Aietes' (Aeetes') city

Is Tim illiterate or did he simply miss that apostrophe which indicates possession? Aeetes is not the name of the city but the name of the ruler of that city. Aeetes is the son of the sun God Helios.


https://en.wikipedia.org/wiki/Aeëtes

Aeëtes was the son of Sun god Helios and the Oceanid Perseis, brother of CircePerses and Pasiphaë, and father of MedeaChalciope and Absyrtus

It is from him that Jason stole the Golden Fleece. 

https://en.wikipedia.org/wiki/Golden_Fleece


In Greek mythology, the Golden Fleece is the fleece of the golden-woolled, winged ram, Chrysomallos, that rescued Phrixus and brought him to Colchis, where Phrixus then sacrificed it to ZeusPhrixus gave the fleece to King Aeëtes who kept it in a sacred grove, whence Jason and the Argonauts stole it with the help of Medea, Aeëtes' daughter. The fleece is a symbol of authority and kingship.

The Golden Fleece was found in Colchis which is also where Aeetes lived. 

https://en.wikipedia.org/wiki/Aeëtes

Later, Aeëtes gave his kingdom to Bounos, a son of Hermes and Alkidameia, and went to Colchis, a country in western Caucasus

Colchis is by no means anywhere near the Philippines. It is located on the coast of the Black Sea next to Georgia. 

https://en.wikipedia.org/wiki/Colchis

In classical antiquity and Greco-Roman geographyColchis was an exonym for the Georgian polity of Egrisi located on the eastern coast of the Black Sea, centered in present-day western Georgia.

Here is a map detailing the travels of Jason and the Argonauts.

http://www.argonauts-book.com/maps.html

Jason and the Argonauts did not sail to the Philippines to find the Golden Fleece. Tim's ridiculous interpretation does not fit the facts of the story at all. 

Aside from the Argonauts Tim also mentions the "characters especially in the Odyssey and The Iliad" as visiting the Philippines. Again, this is more nonsense. The Iliad is all about the Trojan war which occurred in Turkey and not about epic traveling around the world. The Odyssey is about the wanderings of Ulysses after the end of the war. Here is a map of his travels. 

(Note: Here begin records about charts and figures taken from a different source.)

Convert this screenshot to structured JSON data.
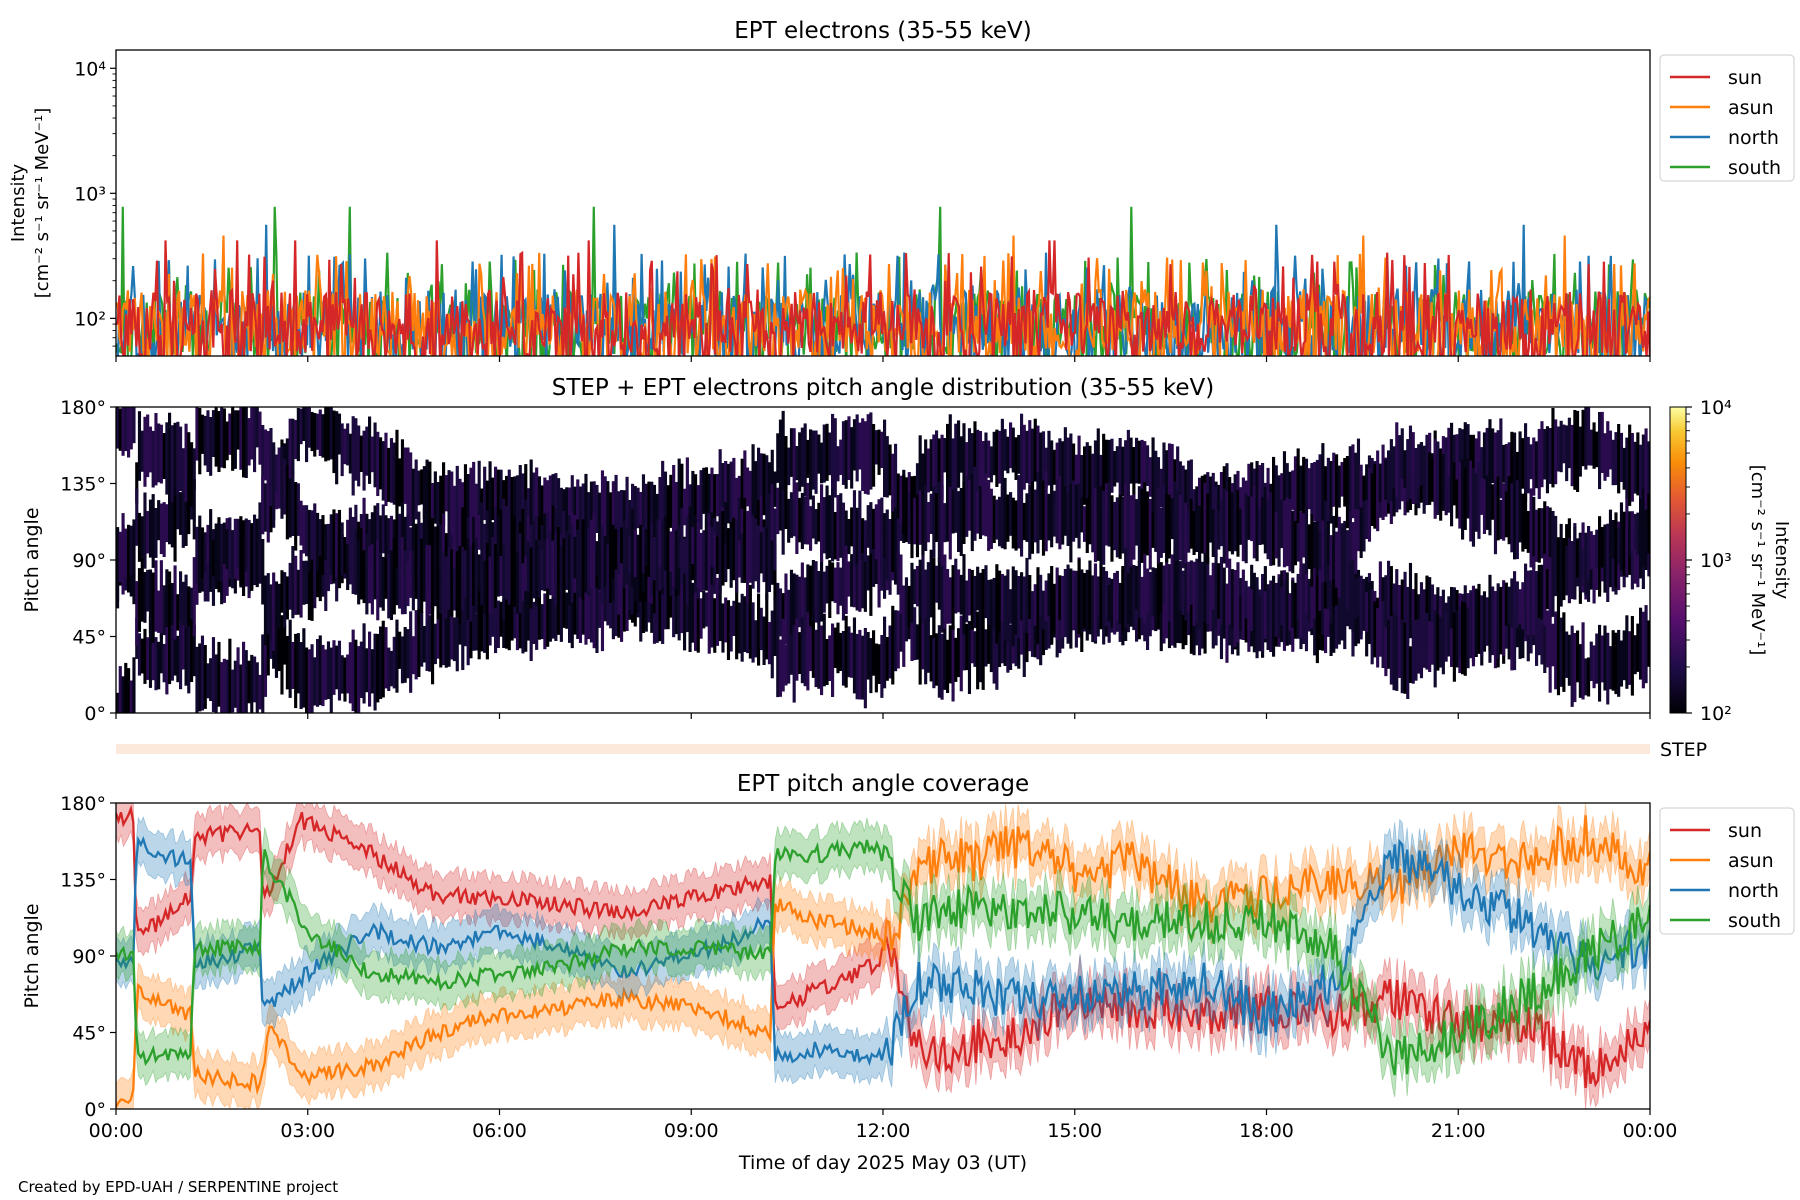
{
  "footer": "Created by EPD-UAH / SERPENTINE project",
  "colors": {
    "sun": "#d62728",
    "asun": "#ff7f0e",
    "north": "#1f77b4",
    "south": "#2ca02c"
  },
  "chart_data": [
    {
      "type": "line",
      "title": "EPT electrons (35-55 keV)",
      "ylabel_line1": "Intensity",
      "ylabel_line2": "[cm⁻² s⁻¹ sr⁻¹ MeV⁻¹]",
      "yscale": "log",
      "ylim": [
        50,
        14000
      ],
      "yticks": [
        {
          "label": "10²",
          "value": 100
        },
        {
          "label": "10³",
          "value": 1000
        },
        {
          "label": "10⁴",
          "value": 10000
        }
      ],
      "xlim_hours": [
        0,
        24
      ],
      "baseline": 75,
      "series": [
        {
          "name": "south",
          "color": "#2ca02c",
          "peak": 780,
          "seed": 4
        },
        {
          "name": "north",
          "color": "#1f77b4",
          "peak": 560,
          "seed": 3
        },
        {
          "name": "asun",
          "color": "#ff7f0e",
          "peak": 460,
          "seed": 2
        },
        {
          "name": "sun",
          "color": "#d62728",
          "peak": 420,
          "seed": 1
        }
      ],
      "legend": [
        "sun",
        "asun",
        "north",
        "south"
      ],
      "legend_position": "outside-right-top"
    },
    {
      "type": "heatmap",
      "title": "STEP + EPT electrons pitch angle distribution (35-55 keV)",
      "ylabel": "Pitch angle",
      "ylim": [
        0,
        180
      ],
      "yticks": [
        "0°",
        "45°",
        "90°",
        "135°",
        "180°"
      ],
      "yticks_values": [
        0,
        45,
        90,
        135,
        180
      ],
      "xlim_hours": [
        0,
        24
      ],
      "colorbar": {
        "scale": "log",
        "range": [
          100,
          10000
        ],
        "colormap": "inferno",
        "ticks": [
          {
            "label": "10²",
            "value": 100
          },
          {
            "label": "10³",
            "value": 1000
          },
          {
            "label": "10⁴",
            "value": 10000
          }
        ],
        "label_line1": "Intensity",
        "label_line2": "[cm⁻² s⁻¹ sr⁻¹ MeV⁻¹]"
      }
    },
    {
      "type": "bar",
      "title": "",
      "label": "STEP",
      "note": "thin STEP coverage strip"
    },
    {
      "type": "line",
      "title": "EPT pitch angle coverage",
      "ylabel": "Pitch angle",
      "xlabel": "Time of day 2025 May 03 (UT)",
      "ylim": [
        0,
        180
      ],
      "yticks": [
        "0°",
        "45°",
        "90°",
        "135°",
        "180°"
      ],
      "yticks_values": [
        0,
        45,
        90,
        135,
        180
      ],
      "xlim_hours": [
        0,
        24
      ],
      "xticks": [
        "00:00",
        "03:00",
        "06:00",
        "09:00",
        "12:00",
        "15:00",
        "18:00",
        "21:00",
        "00:00"
      ],
      "xticks_hours": [
        0,
        3,
        6,
        9,
        12,
        15,
        18,
        21,
        24
      ],
      "series": [
        {
          "name": "sun",
          "color": "#d62728",
          "knots": [
            [
              0,
              170
            ],
            [
              0.28,
              172
            ],
            [
              0.32,
              100
            ],
            [
              1.18,
              125
            ],
            [
              1.22,
              160
            ],
            [
              2.25,
              165
            ],
            [
              2.3,
              120
            ],
            [
              2.9,
              170
            ],
            [
              3.2,
              165
            ],
            [
              4,
              150
            ],
            [
              5,
              125
            ],
            [
              6,
              125
            ],
            [
              7,
              120
            ],
            [
              8,
              115
            ],
            [
              9,
              125
            ],
            [
              10.25,
              135
            ],
            [
              10.3,
              60
            ],
            [
              11,
              70
            ],
            [
              11.9,
              85
            ],
            [
              12.1,
              95
            ],
            [
              12.5,
              40
            ],
            [
              13,
              30
            ],
            [
              13.5,
              40
            ],
            [
              14,
              40
            ],
            [
              15,
              65
            ],
            [
              16,
              60
            ],
            [
              17,
              55
            ],
            [
              18,
              60
            ],
            [
              19,
              55
            ],
            [
              20,
              65
            ],
            [
              21,
              50
            ],
            [
              22,
              50
            ],
            [
              23,
              25
            ],
            [
              24,
              40
            ]
          ]
        },
        {
          "name": "asun",
          "color": "#ff7f0e",
          "knots": [
            [
              0,
              5
            ],
            [
              0.28,
              8
            ],
            [
              0.32,
              70
            ],
            [
              1.18,
              55
            ],
            [
              1.22,
              20
            ],
            [
              2.25,
              15
            ],
            [
              2.4,
              45
            ],
            [
              3,
              20
            ],
            [
              4,
              25
            ],
            [
              5,
              45
            ],
            [
              6,
              55
            ],
            [
              7,
              60
            ],
            [
              8,
              65
            ],
            [
              9,
              60
            ],
            [
              10.25,
              45
            ],
            [
              10.3,
              120
            ],
            [
              11,
              110
            ],
            [
              11.9,
              105
            ],
            [
              12.1,
              100
            ],
            [
              12.5,
              135
            ],
            [
              13,
              150
            ],
            [
              13.5,
              145
            ],
            [
              14,
              155
            ],
            [
              15,
              140
            ],
            [
              16,
              145
            ],
            [
              17,
              120
            ],
            [
              18,
              125
            ],
            [
              19,
              135
            ],
            [
              20,
              130
            ],
            [
              21,
              150
            ],
            [
              22,
              145
            ],
            [
              23,
              160
            ],
            [
              24,
              140
            ]
          ]
        },
        {
          "name": "north",
          "color": "#1f77b4",
          "knots": [
            [
              0,
              90
            ],
            [
              0.28,
              85
            ],
            [
              0.32,
              155
            ],
            [
              1.18,
              145
            ],
            [
              1.22,
              85
            ],
            [
              2.25,
              95
            ],
            [
              2.3,
              60
            ],
            [
              3,
              80
            ],
            [
              4,
              105
            ],
            [
              5,
              95
            ],
            [
              6,
              105
            ],
            [
              7,
              95
            ],
            [
              8,
              80
            ],
            [
              9,
              90
            ],
            [
              10.25,
              110
            ],
            [
              10.3,
              30
            ],
            [
              11,
              35
            ],
            [
              11.9,
              30
            ],
            [
              12.1,
              35
            ],
            [
              12.5,
              75
            ],
            [
              13,
              70
            ],
            [
              13.5,
              70
            ],
            [
              14,
              65
            ],
            [
              15,
              65
            ],
            [
              16,
              70
            ],
            [
              17,
              75
            ],
            [
              18,
              55
            ],
            [
              19,
              75
            ],
            [
              20,
              150
            ],
            [
              21,
              130
            ],
            [
              22,
              110
            ],
            [
              23,
              85
            ],
            [
              24,
              95
            ]
          ]
        },
        {
          "name": "south",
          "color": "#2ca02c",
          "knots": [
            [
              0,
              90
            ],
            [
              0.28,
              95
            ],
            [
              0.32,
              30
            ],
            [
              1.18,
              35
            ],
            [
              1.22,
              95
            ],
            [
              2.25,
              95
            ],
            [
              2.3,
              150
            ],
            [
              3,
              105
            ],
            [
              4,
              80
            ],
            [
              5,
              75
            ],
            [
              6,
              80
            ],
            [
              7,
              85
            ],
            [
              8,
              95
            ],
            [
              9,
              95
            ],
            [
              10.25,
              90
            ],
            [
              10.3,
              150
            ],
            [
              11,
              150
            ],
            [
              11.9,
              155
            ],
            [
              12.1,
              140
            ],
            [
              12.5,
              110
            ],
            [
              13,
              115
            ],
            [
              13.5,
              120
            ],
            [
              14,
              115
            ],
            [
              15,
              115
            ],
            [
              16,
              110
            ],
            [
              17,
              110
            ],
            [
              18,
              110
            ],
            [
              19,
              95
            ],
            [
              20,
              30
            ],
            [
              21,
              45
            ],
            [
              22,
              65
            ],
            [
              23,
              90
            ],
            [
              24,
              110
            ]
          ]
        }
      ],
      "legend": [
        "sun",
        "asun",
        "north",
        "south"
      ],
      "legend_position": "outside-right-top"
    }
  ]
}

https://www.thinglink.com/scene/837042097440686080

Tim's claims about Jason and Ulysses sailing to the Philippines are preposterous. The travels of the Argonauts and the Odyssey are poetic and mythical and the action of those stories takes place nowhere near the Philippines. Tim points to these tales as absolute historical proof that the Greeks were circumnavigating Africa to sail to the Philippines. That is because there is no actual history to support his claims so he is grasping at anything he can get his deceitful paws around. That Jason and the Argonauts sailed to the Philippines is merely one more lie about the Philippines being taught by Timothy Jay Schwab who is The God Culture.